VAHAP SEÇER (Devamla) - Değerli arkadaşlarım, en önemli konulardan bir tanesi: Rayiç bedel, toplum tarafından, bu konuyla ilgili sorun yaşayan vatandaşlarımız tarafından oldukça yüksek bulunuyor. Bu konuda gerçekten çok vatandaşlarımızdan bizlere mailler geliyor, fakslar geliyor, tepkiler geliyor. Bu bedellerle bu yerlerin sahibi olamayacaklarını yani 2/B alanlarını gerçek hak sahiplerinin değil, rant sahiplerinin alacakları yönünde endişeleri var, şikâyetleri var. Bu konuda bu maddeyle ilgili yine bir önergemiz olacak Cumhuriyet Halk Partisi olarak. Bu konuda da yüce Meclisin tekrar bir değerlendirme yapmasını istiyoruz.
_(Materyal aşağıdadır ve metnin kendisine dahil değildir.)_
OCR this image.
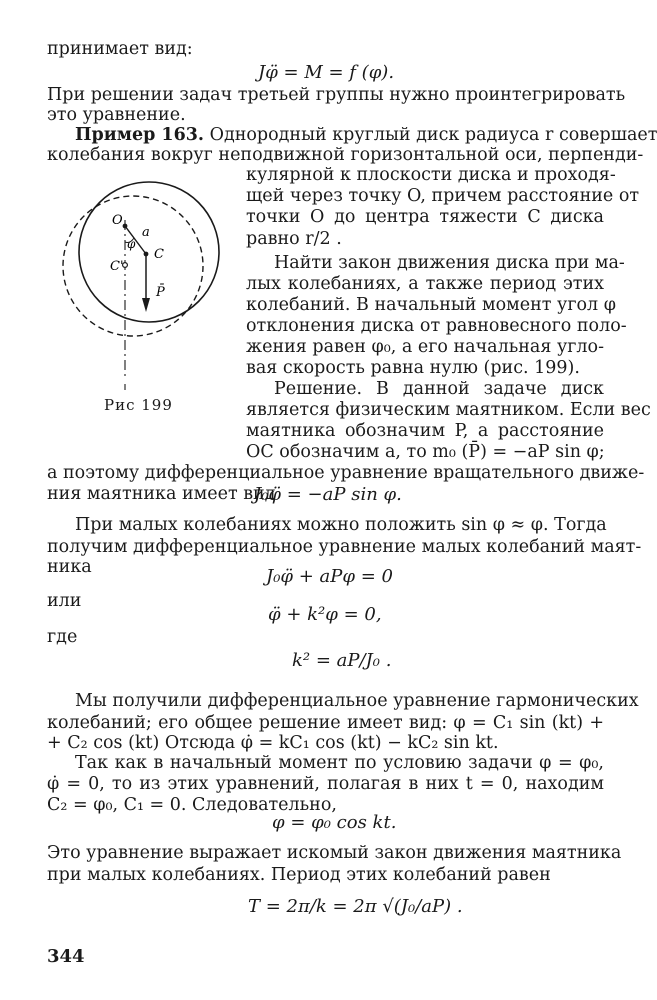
принимает вид:
Jφ̈ = M = f (φ).
При решении задач третьей группы нужно проинтегрировать
это уравнение.
Пример 163. Однородный круглый диск радиуса r совершает
колебания вокруг неподвижной горизонтальной оси, перпенди-
кулярной к плоскости диска и проходя-
щей через точку O, причем расстояние от
точки O до центра тяжести C диска
равно r/2 .
Найти закон движения диска при ма-
лых колебаниях, а также период этих
колебаний. В начальный момент угол φ
отклонения диска от равновесного поло-
жения равен φ₀, а его начальная угло-
вая скорость равна нулю (рис. 199).
Решение. В данной задаче диск
является физическим маятником. Если вес
маятника обозначим P, а расстояние
OC обозначим a, то m₀ (P̄) = −aP sin φ;
O
a
φ
C
C'
P̄
Рис 199
а поэтому дифференциальное уравнение вращательного движе-
ния маятника имеет вид
J₀φ̈ = −aP sin φ.
При малых колебаниях можно положить sin φ ≈ φ. Тогда
получим дифференциальное уравнение малых колебаний маят-
ника	J₀φ̈ + aPφ = 0
или
φ̈ + k²φ = 0,
где
k² = aP/J₀ .
Мы получили дифференциальное уравнение гармонических
колебаний; его общее решение имеет вид: φ = C₁ sin (kt) +
+ C₂ cos (kt) Отсюда φ̇ = kC₁ cos (kt) − kC₂ sin kt.
Так как в начальный момент по условию задачи φ = φ₀,
φ̇ = 0, то из этих уравнений, полагая в них t = 0, находим
C₂ = φ₀, C₁ = 0. Следовательно,
φ = φ₀ cos kt.
Это уравнение выражает искомый закон движения маятника
при малых колебаниях. Период этих колебаний равен
T = 2π/k = 2π √(J₀/aP) .
344
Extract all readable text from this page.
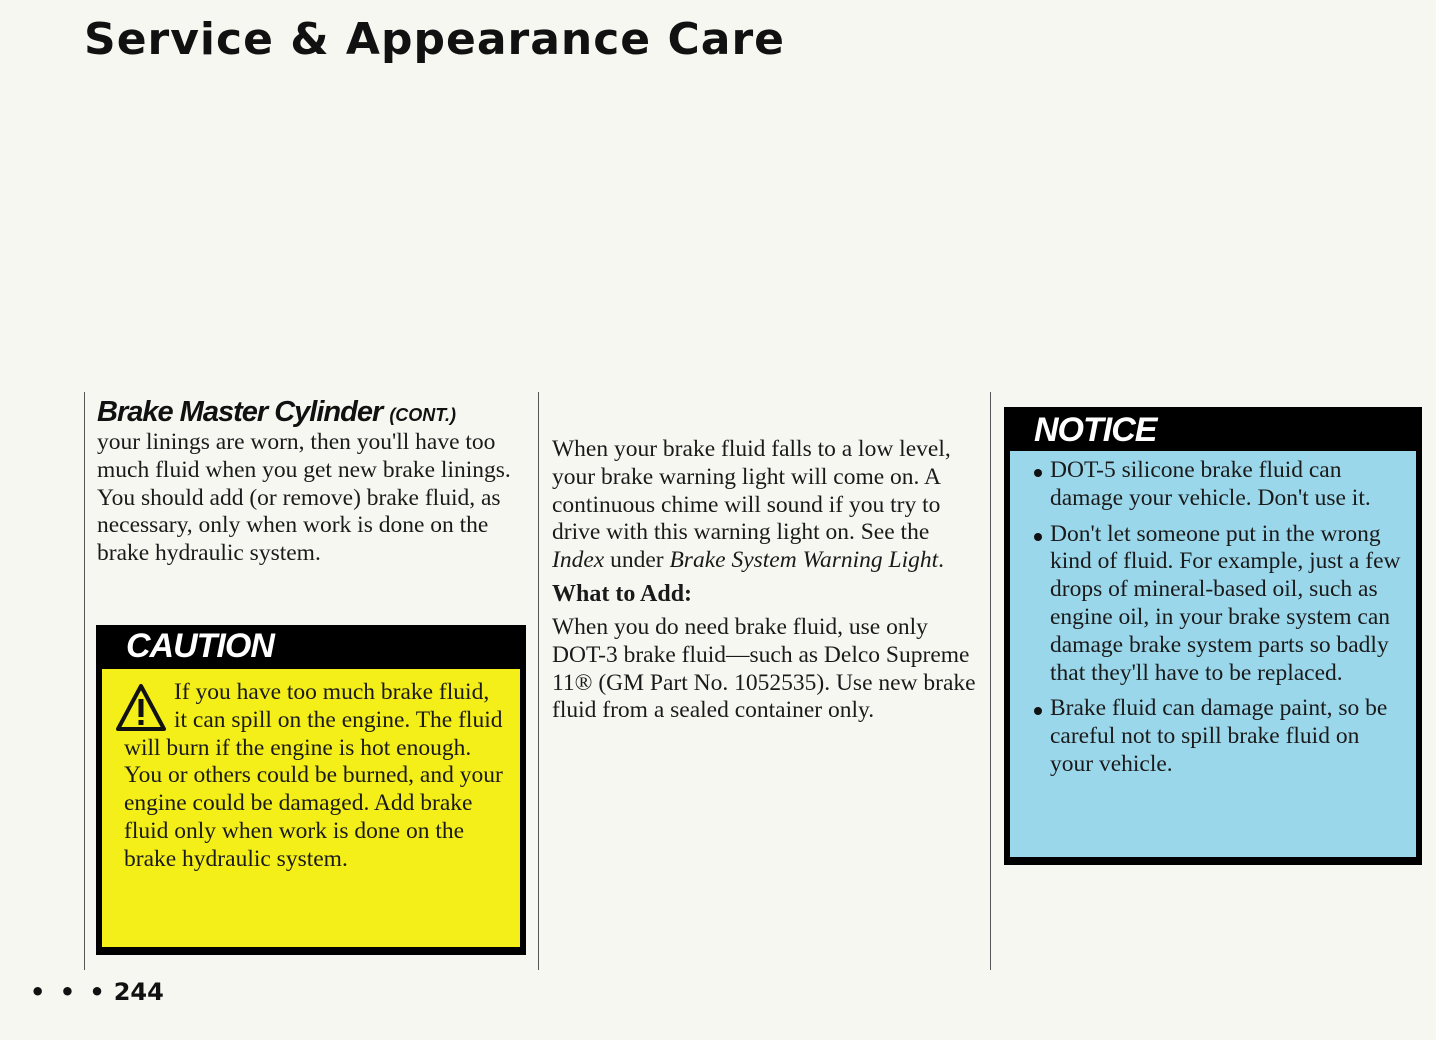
Service & Appearance Care
Brake Master Cylinder (CONT.)

your linings are worn, then you'll have too much fluid when you get new brake linings. You should add (or remove) brake fluid, as necessary, only when work is done on the brake hydraulic system.

CAUTION

If you have too much brake fluid, it can spill on the engine. The fluid will burn if the engine is hot enough. You or others could be burned, and your engine could be damaged. Add brake fluid only when work is done on the brake hydraulic system.

When your brake fluid falls to a low level, your brake warning light will come on. A continuous chime will sound if you try to drive with this warning light on. See the Index under Brake System Warning Light.

What to Add:

When you do need brake fluid, use only DOT-3 brake fluid—such as Delco Supreme 11® (GM Part No. 1052535). Use new brake fluid from a sealed container only.

NOTICE
DOT-5 silicone brake fluid can damage your vehicle. Don't use it.
Don't let someone put in the wrong kind of fluid. For example, just a few drops of mineral-based oil, such as engine oil, in your brake system can damage brake system parts so badly that they'll have to be replaced.
Brake fluid can damage paint, so be careful not to spill brake fluid on your vehicle.
• • • 244
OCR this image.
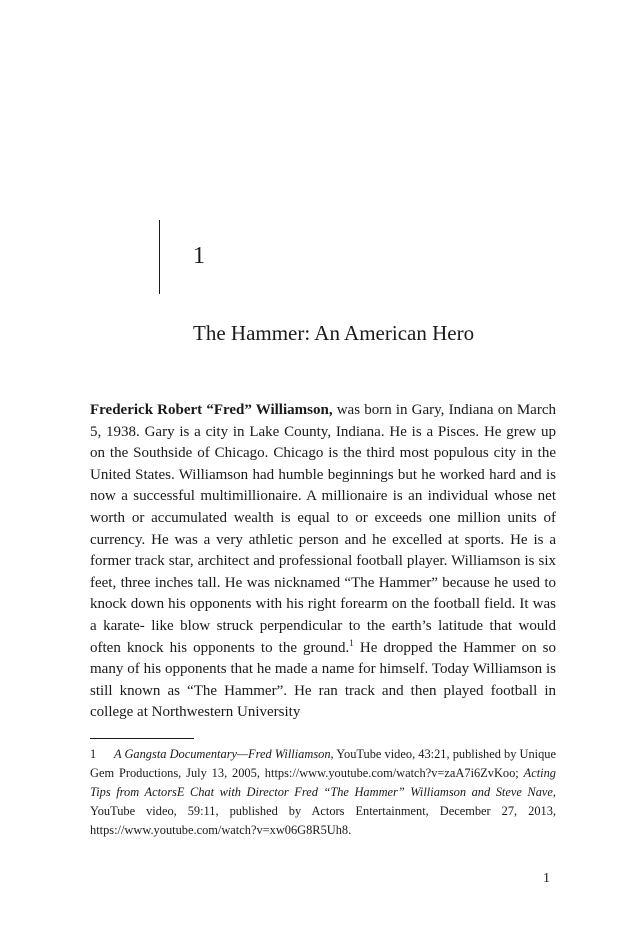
1
The Hammer: An American Hero

Frederick Robert “Fred” Williamson, was born in Gary, Indiana on March 5, 1938. Gary is a city in Lake County, Indiana. He is a Pisces. He grew up on the Southside of Chicago. Chicago is the third most populous city in the United States. Williamson had humble beginnings but he worked hard and is now a successful multimillionaire. A millionaire is an individual whose net worth or accumulated wealth is equal to or exceeds one million units of currency. He was a very athletic person and he excelled at sports. He is a former track star, architect and professional football player. Williamson is six feet, three inches tall. He was nicknamed “The Hammer” because he used to knock down his opponents with his right forearm on the football field. It was a karate- like blow struck perpendicular to the earth’s latitude that would often knock his opponents to the ground.$^1$ He dropped the Hammer on so many of his opponents that he made a name for himself. Today Williamson is still known as “The Hammer”. He ran track and then played football in college at Northwestern University

1 A Gangsta Documentary—Fred Williamson, YouTube video, 43:21, published by Unique Gem Productions, July 13, 2005, https://www.youtube.com/watch?v=zaA7i6ZvKoo; Acting Tips from ActorsE Chat with Director Fred “The Hammer” Williamson and Steve Nave, YouTube video, 59:11, published by Actors Entertainment, December 27, 2013, https://www.youtube.com/watch?v=xw06G8R5Uh8.

1
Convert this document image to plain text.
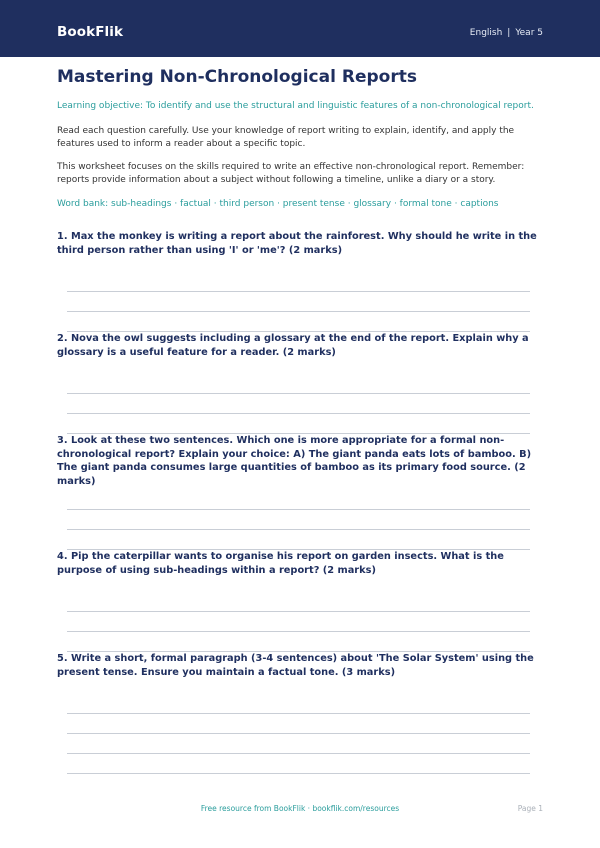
BookFlik	English | Year 5
Mastering Non-Chronological Reports
Learning objective: To identify and use the structural and linguistic features of a non-chronological report.

Read each question carefully. Use your knowledge of report writing to explain, identify, and apply the features used to inform a reader about a specific topic.

This worksheet focuses on the skills required to write an effective non-chronological report. Remember: reports provide information about a subject without following a timeline, unlike a diary or a story.

Word bank: sub-headings · factual · third person · present tense · glossary · formal tone · captions

1. Max the monkey is writing a report about the rainforest. Why should he write in the third person rather than using 'I' or 'me'? (2 marks)

2. Nova the owl suggests including a glossary at the end of the report. Explain why a glossary is a useful feature for a reader. (2 marks)

3. Look at these two sentences. Which one is more appropriate for a formal non-chronological report? Explain your choice: A) The giant panda eats lots of bamboo. B) The giant panda consumes large quantities of bamboo as its primary food source. (2 marks)

4. Pip the caterpillar wants to organise his report on garden insects. What is the purpose of using sub-headings within a report? (2 marks)

5. Write a short, formal paragraph (3-4 sentences) about 'The Solar System' using the present tense. Ensure you maintain a factual tone. (3 marks)

Free resource from BookFlik · bookflik.com/resources	Page 1
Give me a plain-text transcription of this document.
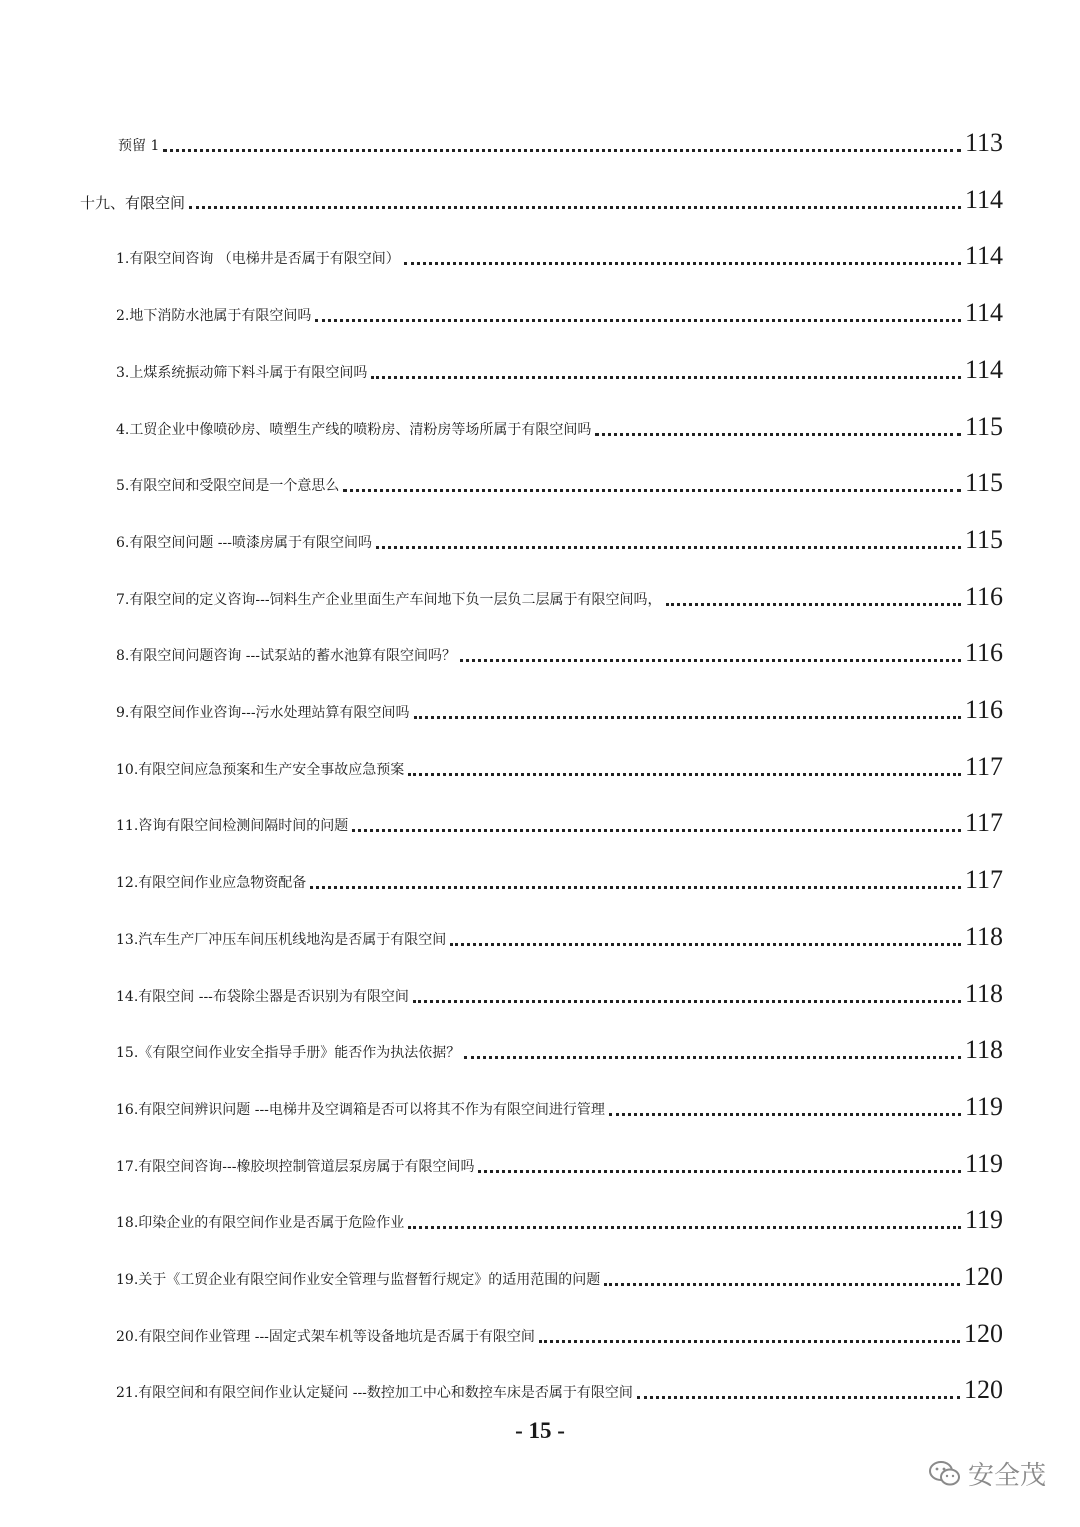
预留 1	113
十九、有限空间	114
1.有限空间咨询 （电梯井是否属于有限空间）	114
2.地下消防水池属于有限空间吗	114
3.上煤系统振动筛下料斗属于有限空间吗	114
4.工贸企业中像喷砂房、喷塑生产线的喷粉房、清粉房等场所属于有限空间吗	115
5.有限空间和受限空间是一个意思么	115
6.有限空间问题 ---喷漆房属于有限空间吗	115
7.有限空间的定义咨询---饲料生产企业里面生产车间地下负一层负二层属于有限空间吗，	116
8.有限空间问题咨询 ---试泵站的蓄水池算有限空间吗？	116
9.有限空间作业咨询---污水处理站算有限空间吗	116
10.有限空间应急预案和生产安全事故应急预案	117
11.咨询有限空间检测间隔时间的问题	117
12.有限空间作业应急物资配备	117
13.汽车生产厂冲压车间压机线地沟是否属于有限空间	118
14.有限空间 ---布袋除尘器是否识别为有限空间	118
15.《有限空间作业安全指导手册》能否作为执法依据？	118
16.有限空间辨识问题 ---电梯井及空调箱是否可以将其不作为有限空间进行管理	119
17.有限空间咨询---橡胶坝控制管道层泵房属于有限空间吗	119
18.印染企业的有限空间作业是否属于危险作业	119
19.关于《工贸企业有限空间作业安全管理与监督暂行规定》的适用范围的问题	120
20.有限空间作业管理 ---固定式架车机等设备地坑是否属于有限空间	120
21.有限空间和有限空间作业认定疑问 ---数控加工中心和数控车床是否属于有限空间	120
- 15 -
安全茂
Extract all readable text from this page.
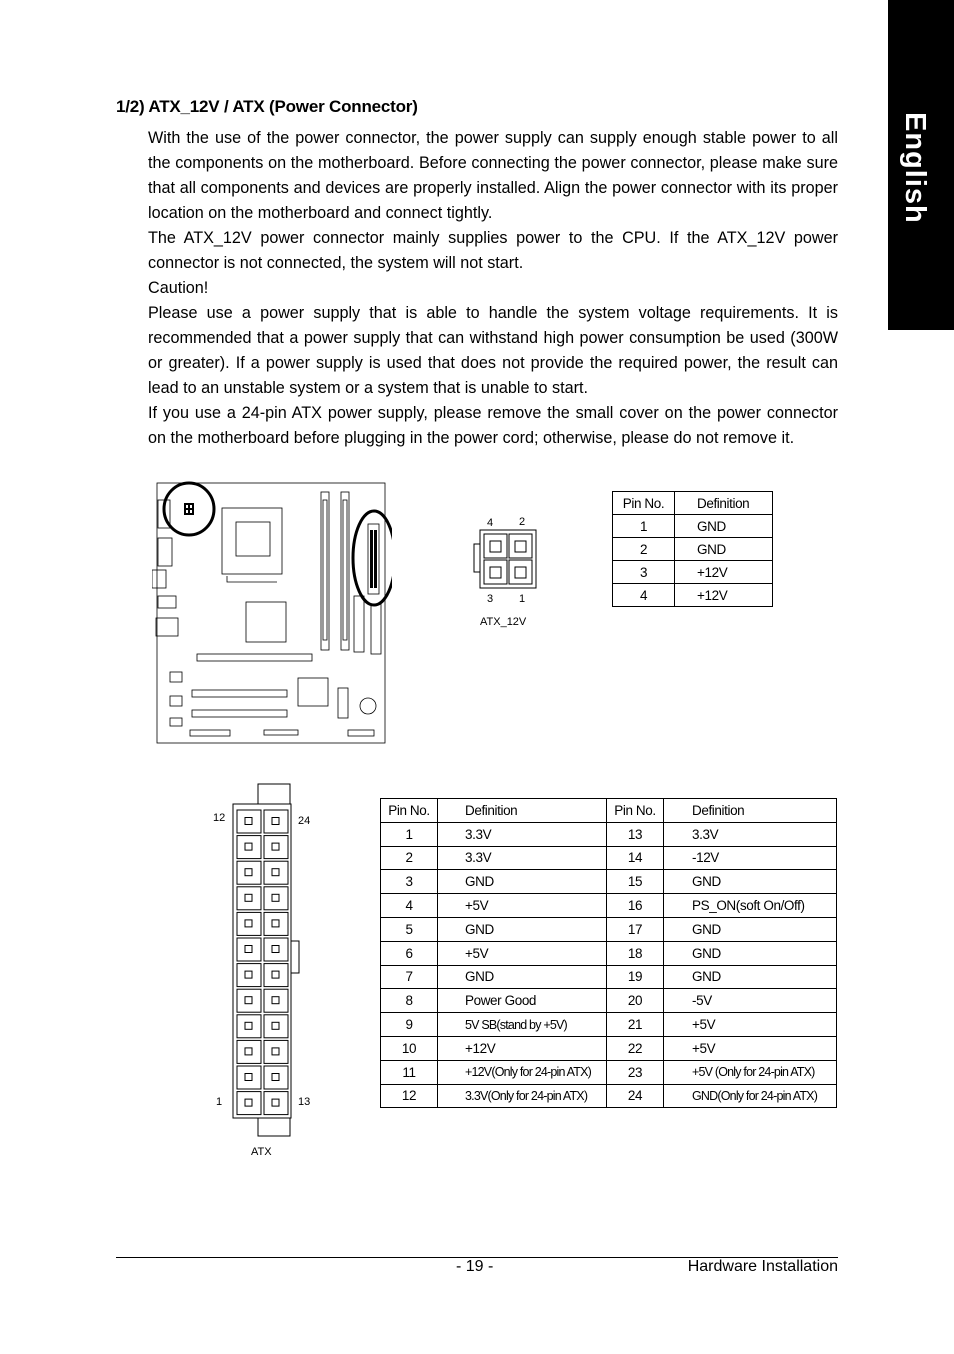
English
1/2) ATX_12V / ATX (Power Connector)

With the use of the power connector, the power supply can supply enough stable power to all the components on the motherboard. Before connecting the power connector, please make sure that all components and devices are properly installed. Align the power connector with its proper location on the motherboard and connect tightly.

The ATX_12V power connector mainly supplies power to the CPU. If the ATX_12V power connector is not connected, the system will not start.

Caution!

Please use a power supply that is able to handle the system voltage requirements. It is recommended that a power supply that can withstand high power consumption be used (300W or greater). If a power supply is used that does not provide the required power, the result can lead to an unstable system or a system that is unable to start.

If you use a 24-pin ATX power supply, please remove the small cover on the power connector on the motherboard before plugging in the power cord; otherwise, please do not remove it.

4 2
3 1
ATX_12V
Pin No.	Definition
1	GND
2	GND
3	+12V
4	+12V
12	24
1	13
ATX
Pin No.	Definition	Pin No.	Definition
1	3.3V	13	3.3V
2	3.3V	14	-12V
3	GND	15	GND
4	+5V	16	PS_ON(soft On/Off)
5	GND	17	GND
6	+5V	18	GND
7	GND	19	GND
8	Power Good	20	-5V
9	5V SB(stand by +5V)	21	+5V
10	+12V	22	+5V
11	+12V(Only for 24-pin ATX)	23	+5V (Only for 24-pin ATX)
12	3.3V(Only for 24-pin ATX)	24	GND(Only for 24-pin ATX)
- 19 -	Hardware Installation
Evet, bu yasayı destekliyoruz. Eksikleri vardır, gedikleri vardır, teknik olarak sıkıntılar vardır, bu konudaki görüşlerimizi önergelerle destekleyeceğiz, eksik gördüğümüz yerlerin düzeltilmesi konusunda yüce Meclise bilgiler vereceğiz.

Bu yasanın hayırlı olmasını diliyor, hepinize saygılar sunuyorum. (CHP ve MHP sıralarından alkışlar)

BAŞKAN - Teşekkür ediyoruz Sayın Seçer.